By: Francis Manapul & Brian Buccellato (story), Marcus To (pencils), Ray McCarthy (inks), Ian Herring (colors)

The Story: In which Weather Wizard pulls out a wand and does his best Harry Potter impression.

The Review: It took me a long time to learn this lesson myself, but excess may be the one of the least productive tactics you can take for any kind of writing.  When I used to grade my students’ papers, I sometimes got the impression they believed they’d be graded by length or weight, which misses the point entirely.  Writing too much does nothing for your work except obscure your ideas and make it harder for people to read.

It’s especially surprising to find Manapul-Buccellato guilty of this same crime.  You’d think with such talent for artistic storytelling, they’d know better, to show the story rather than tell it.  Yet from the opening pages of this issue, straight through to Barry’s monologue at the end, that’s exactly what Mananpul-Buccellato do.  They leave almost nothing to the imagination; everything gets explained to us through some awkward chunk of expository dialogue or other.

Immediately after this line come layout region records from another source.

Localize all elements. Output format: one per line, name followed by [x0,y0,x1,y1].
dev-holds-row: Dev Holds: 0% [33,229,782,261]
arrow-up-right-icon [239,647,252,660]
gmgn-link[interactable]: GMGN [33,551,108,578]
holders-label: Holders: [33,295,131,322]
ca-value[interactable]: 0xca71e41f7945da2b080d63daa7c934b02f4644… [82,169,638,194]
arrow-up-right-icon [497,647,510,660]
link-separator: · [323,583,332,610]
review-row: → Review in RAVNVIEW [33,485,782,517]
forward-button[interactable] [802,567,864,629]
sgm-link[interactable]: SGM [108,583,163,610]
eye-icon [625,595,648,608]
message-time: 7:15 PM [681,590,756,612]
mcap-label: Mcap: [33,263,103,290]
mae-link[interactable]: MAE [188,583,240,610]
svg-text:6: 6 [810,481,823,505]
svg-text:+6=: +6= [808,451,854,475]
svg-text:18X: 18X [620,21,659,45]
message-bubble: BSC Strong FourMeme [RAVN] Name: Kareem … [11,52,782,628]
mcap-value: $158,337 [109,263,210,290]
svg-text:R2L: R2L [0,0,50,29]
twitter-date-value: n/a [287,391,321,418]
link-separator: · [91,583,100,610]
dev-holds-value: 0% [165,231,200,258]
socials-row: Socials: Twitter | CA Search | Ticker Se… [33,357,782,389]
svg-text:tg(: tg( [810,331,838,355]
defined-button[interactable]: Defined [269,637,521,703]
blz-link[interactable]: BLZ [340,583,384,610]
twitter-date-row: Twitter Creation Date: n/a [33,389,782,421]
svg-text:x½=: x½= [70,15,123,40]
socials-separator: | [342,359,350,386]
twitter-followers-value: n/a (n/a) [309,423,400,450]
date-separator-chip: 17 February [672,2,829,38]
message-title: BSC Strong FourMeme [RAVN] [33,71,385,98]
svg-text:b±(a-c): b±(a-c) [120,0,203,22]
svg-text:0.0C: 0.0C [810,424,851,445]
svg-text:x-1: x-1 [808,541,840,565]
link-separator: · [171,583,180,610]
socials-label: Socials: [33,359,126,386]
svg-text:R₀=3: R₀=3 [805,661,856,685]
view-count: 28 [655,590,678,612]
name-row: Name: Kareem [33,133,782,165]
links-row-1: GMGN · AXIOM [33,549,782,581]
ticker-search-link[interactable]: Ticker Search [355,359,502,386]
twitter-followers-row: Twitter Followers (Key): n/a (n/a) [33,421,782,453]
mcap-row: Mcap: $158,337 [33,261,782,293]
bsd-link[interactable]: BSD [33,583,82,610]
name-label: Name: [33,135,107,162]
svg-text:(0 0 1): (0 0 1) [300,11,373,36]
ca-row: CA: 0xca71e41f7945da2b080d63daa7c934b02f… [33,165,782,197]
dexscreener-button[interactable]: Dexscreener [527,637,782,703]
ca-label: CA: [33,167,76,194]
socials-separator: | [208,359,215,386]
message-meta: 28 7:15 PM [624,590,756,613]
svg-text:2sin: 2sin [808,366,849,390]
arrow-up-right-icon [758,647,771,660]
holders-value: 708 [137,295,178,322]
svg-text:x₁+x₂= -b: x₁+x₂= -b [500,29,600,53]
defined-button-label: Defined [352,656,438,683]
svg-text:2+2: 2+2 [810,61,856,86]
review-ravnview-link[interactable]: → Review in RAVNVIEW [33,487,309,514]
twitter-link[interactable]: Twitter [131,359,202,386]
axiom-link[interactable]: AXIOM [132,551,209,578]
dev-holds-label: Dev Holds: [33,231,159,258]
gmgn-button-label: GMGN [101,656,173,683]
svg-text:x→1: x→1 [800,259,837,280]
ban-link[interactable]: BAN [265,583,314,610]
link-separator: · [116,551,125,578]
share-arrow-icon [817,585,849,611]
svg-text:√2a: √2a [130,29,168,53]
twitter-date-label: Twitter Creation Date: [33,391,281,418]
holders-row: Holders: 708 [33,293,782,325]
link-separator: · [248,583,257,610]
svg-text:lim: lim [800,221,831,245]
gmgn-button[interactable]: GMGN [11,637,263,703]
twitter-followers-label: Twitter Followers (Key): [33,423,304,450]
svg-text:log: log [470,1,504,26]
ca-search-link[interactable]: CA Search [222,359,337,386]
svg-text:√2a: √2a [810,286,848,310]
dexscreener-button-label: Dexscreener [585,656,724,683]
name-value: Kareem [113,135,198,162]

The most egregious example has to be Barry’s recollection of events up to his opening battle with the Weather Wizard, a streak of internal narration that goes on for six pages.  Not only does he waste a bunch of time getting you up to speed on the last couple story arcs, he also engages in a lot of sterile emoting, the kind of stuff which has bogged this series down from the beginning.

His over-the-top profession of love for Patty reminds me vaguely of the first six episodes of nearly every Korean drama ever written.  There’s always a person already attached to some third party at the very beginning, his desperation so pathetic and excessive that irony almost requires him to realize how superficial his feelings are halfway through the series.  In all the time they’ve been together, Barry and Patty have probably shared about three moments together, each of which only vaguely romantic, and even then in an embarrassingly chaste sort of way.  For him to say, “I need her more than she needs me,” thus seems like quite a stretch of emotion.

Speaking of Patty, you’ll be nonplussed at best to discover that Manapul-Buccellato decide to just skip over the part where they actually show her investigating a murder and getting kidnapped in Guatemala.  In the span of seven panels, the whole mystery unravels in bulletpoint fashion, making this two-year whodunit a complete wash, lacking stakes or tension of any kind.   And don’t get me started on that last scene, where the Flash makes a totally inside-out exercise of logic to deprive Patty of all the secrets he’s been keeping.  So to save her from the pain of “losing” the man she loves over and over, the Flash decides to keep his alter-ego dead, a move that makes absolutely no sense.  If this is Manapul-Buccellato’s way of making it seem like Patty can’t handle the truth about Barry, so she’s less deserving of knowing it than, say Iris—well, that’s a pretty poor way to treat the character.

You have to wonder if all this surplus in text comes as a result of Manapul-Buccellato not trusting any artists other than themselves to execute the story they envision.  But To seems well-equipped to work with any script on his hands.  His figures are clean and credible, and he does action and drama with equally pleasing results.  Of course, he doesn’t have quite the sheer imagination and style Manapul does, but there’s no reason why he deserves to have all his artwork plastered with text bubbles and captions.

Conclusion: Rather than chipping away at their flaws, Manapul-Buccellato’s shortcomings as writers have only grown more pointed with each issue.  Close as we are to the one-year mark, I may have no choice but to Drop this series for better things.

Grade: C

– Minhquan Nguyen

Some Musings: – And the award for Most Awkward Bit of One-Sided Banter goes to the Flash for this particularly killing set of lines to Weather Wizard: “After all the times we’ve fought, you really think you can hit me with lightning?  Why don’t you try dousing me with chemicals while you’re at it?  …Never mind.  Inside joke.”  There is just nothing cool about Barry Allen, is there?